10.6-percent increase could facilitate plans' reentry to Medicare.
The Medicare program is looking more and more attractive now that the government has given participating health plans their biggest funding increase ever.
The Centers for Medicare & Medicaid Services announced Jan. 16 that Medicare+Choice plans will receive boosts averaging 10.6 percent, five times larger than the average increases over the last five years. The Bush administration is hoping that the increased funding, in addition to other carrots extended in the recent Medicare reform law, will not only keep participating plans from leaving the program but also convince new plans to give Medicare a try.
CMS said plans can use their increased funding to "reduce beneficiary premiums or copays; enhance benefits; stabilize or expand the network of doctors and other health care providers available to seniors; [and/or] reserve funds to offset either premium increases or reduced benefits in the future."
Already, some Medicare plans are doing exactly that. Oxford Health Plans Inc. immediately announced that it will enhance the benefits in its Oxford Medicare Advantage plan and will consider reentering certain counties that it had exited in recent years due to low reimbursement rates. Other plans are sure to follow.

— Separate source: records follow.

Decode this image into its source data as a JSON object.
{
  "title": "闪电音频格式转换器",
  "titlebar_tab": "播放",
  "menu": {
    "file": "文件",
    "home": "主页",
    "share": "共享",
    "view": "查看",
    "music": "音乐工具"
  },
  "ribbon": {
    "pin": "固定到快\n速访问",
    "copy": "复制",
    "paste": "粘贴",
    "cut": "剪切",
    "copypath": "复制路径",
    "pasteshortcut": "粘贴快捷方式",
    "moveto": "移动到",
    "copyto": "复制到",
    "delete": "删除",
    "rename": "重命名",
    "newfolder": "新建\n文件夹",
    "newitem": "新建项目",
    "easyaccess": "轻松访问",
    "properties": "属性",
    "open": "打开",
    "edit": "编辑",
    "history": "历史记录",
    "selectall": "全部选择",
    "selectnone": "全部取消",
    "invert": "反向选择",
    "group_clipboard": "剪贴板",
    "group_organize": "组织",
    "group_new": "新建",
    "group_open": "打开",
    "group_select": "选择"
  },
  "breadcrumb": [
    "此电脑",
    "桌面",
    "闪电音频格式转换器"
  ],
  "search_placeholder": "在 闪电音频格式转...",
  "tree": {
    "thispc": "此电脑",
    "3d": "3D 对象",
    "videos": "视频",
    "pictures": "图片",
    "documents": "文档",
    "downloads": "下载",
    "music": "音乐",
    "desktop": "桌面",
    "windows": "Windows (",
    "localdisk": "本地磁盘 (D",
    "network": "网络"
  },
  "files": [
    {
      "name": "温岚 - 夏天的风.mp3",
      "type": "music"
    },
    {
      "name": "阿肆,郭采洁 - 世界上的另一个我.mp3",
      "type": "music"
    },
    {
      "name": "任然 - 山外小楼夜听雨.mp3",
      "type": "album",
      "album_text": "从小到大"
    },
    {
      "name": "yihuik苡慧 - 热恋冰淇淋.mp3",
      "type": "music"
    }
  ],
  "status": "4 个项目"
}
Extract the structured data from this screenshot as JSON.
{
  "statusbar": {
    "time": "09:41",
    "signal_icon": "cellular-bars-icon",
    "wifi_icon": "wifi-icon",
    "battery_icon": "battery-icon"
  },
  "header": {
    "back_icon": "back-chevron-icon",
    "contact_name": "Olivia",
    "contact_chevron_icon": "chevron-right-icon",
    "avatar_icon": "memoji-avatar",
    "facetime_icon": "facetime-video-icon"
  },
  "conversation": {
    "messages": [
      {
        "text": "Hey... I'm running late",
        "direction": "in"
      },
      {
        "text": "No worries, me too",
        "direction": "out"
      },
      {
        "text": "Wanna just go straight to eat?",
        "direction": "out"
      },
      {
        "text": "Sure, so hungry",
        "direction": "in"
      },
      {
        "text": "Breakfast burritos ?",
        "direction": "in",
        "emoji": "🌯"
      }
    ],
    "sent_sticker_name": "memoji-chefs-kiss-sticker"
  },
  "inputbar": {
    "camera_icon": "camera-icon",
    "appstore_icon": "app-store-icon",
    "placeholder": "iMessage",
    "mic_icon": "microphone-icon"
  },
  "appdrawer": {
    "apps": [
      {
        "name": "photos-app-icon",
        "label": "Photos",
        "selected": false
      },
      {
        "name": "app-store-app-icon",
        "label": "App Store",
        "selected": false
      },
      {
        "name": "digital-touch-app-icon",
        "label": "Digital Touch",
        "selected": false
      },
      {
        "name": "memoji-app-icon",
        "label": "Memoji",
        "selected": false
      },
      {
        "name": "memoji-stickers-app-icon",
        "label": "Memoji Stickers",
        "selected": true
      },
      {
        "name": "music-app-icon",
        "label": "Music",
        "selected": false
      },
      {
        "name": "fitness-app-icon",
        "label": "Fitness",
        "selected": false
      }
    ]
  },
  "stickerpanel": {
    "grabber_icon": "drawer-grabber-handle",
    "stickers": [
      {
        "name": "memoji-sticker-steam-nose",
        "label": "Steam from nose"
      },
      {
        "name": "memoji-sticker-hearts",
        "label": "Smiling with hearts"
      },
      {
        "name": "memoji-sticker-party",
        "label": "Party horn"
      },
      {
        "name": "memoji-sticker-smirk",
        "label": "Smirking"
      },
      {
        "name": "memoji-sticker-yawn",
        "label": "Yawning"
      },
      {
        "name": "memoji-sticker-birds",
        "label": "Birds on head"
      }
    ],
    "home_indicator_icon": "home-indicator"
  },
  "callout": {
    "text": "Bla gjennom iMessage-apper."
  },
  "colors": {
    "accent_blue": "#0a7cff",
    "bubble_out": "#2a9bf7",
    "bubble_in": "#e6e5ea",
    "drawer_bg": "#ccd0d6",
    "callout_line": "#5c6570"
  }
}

The American Association of Health Plans-Health Insurance Association of America applauded the rate increases, but warned that regulators need to make still more improvements if they want private plans to rush back into Medicare. "The effects of years of under-funding will not be reversed overnight," said AAHP-HIAA President and CEO Karen Ignagni. "But we are seeing evidence that the process of stabilizing - and ultimately enhancing - private sector Medicare is well under way."
Plans have until Jan. 30 to incorporate the new reimbursement information in revised Adjusted Community Rate Proposals, outlining the areas they intend to serve and the benefits they intend to offer in the coming year. This gives plans that said last year that they were exiting Medicare or scaling back their offerings an opportunity to reverse those decisions.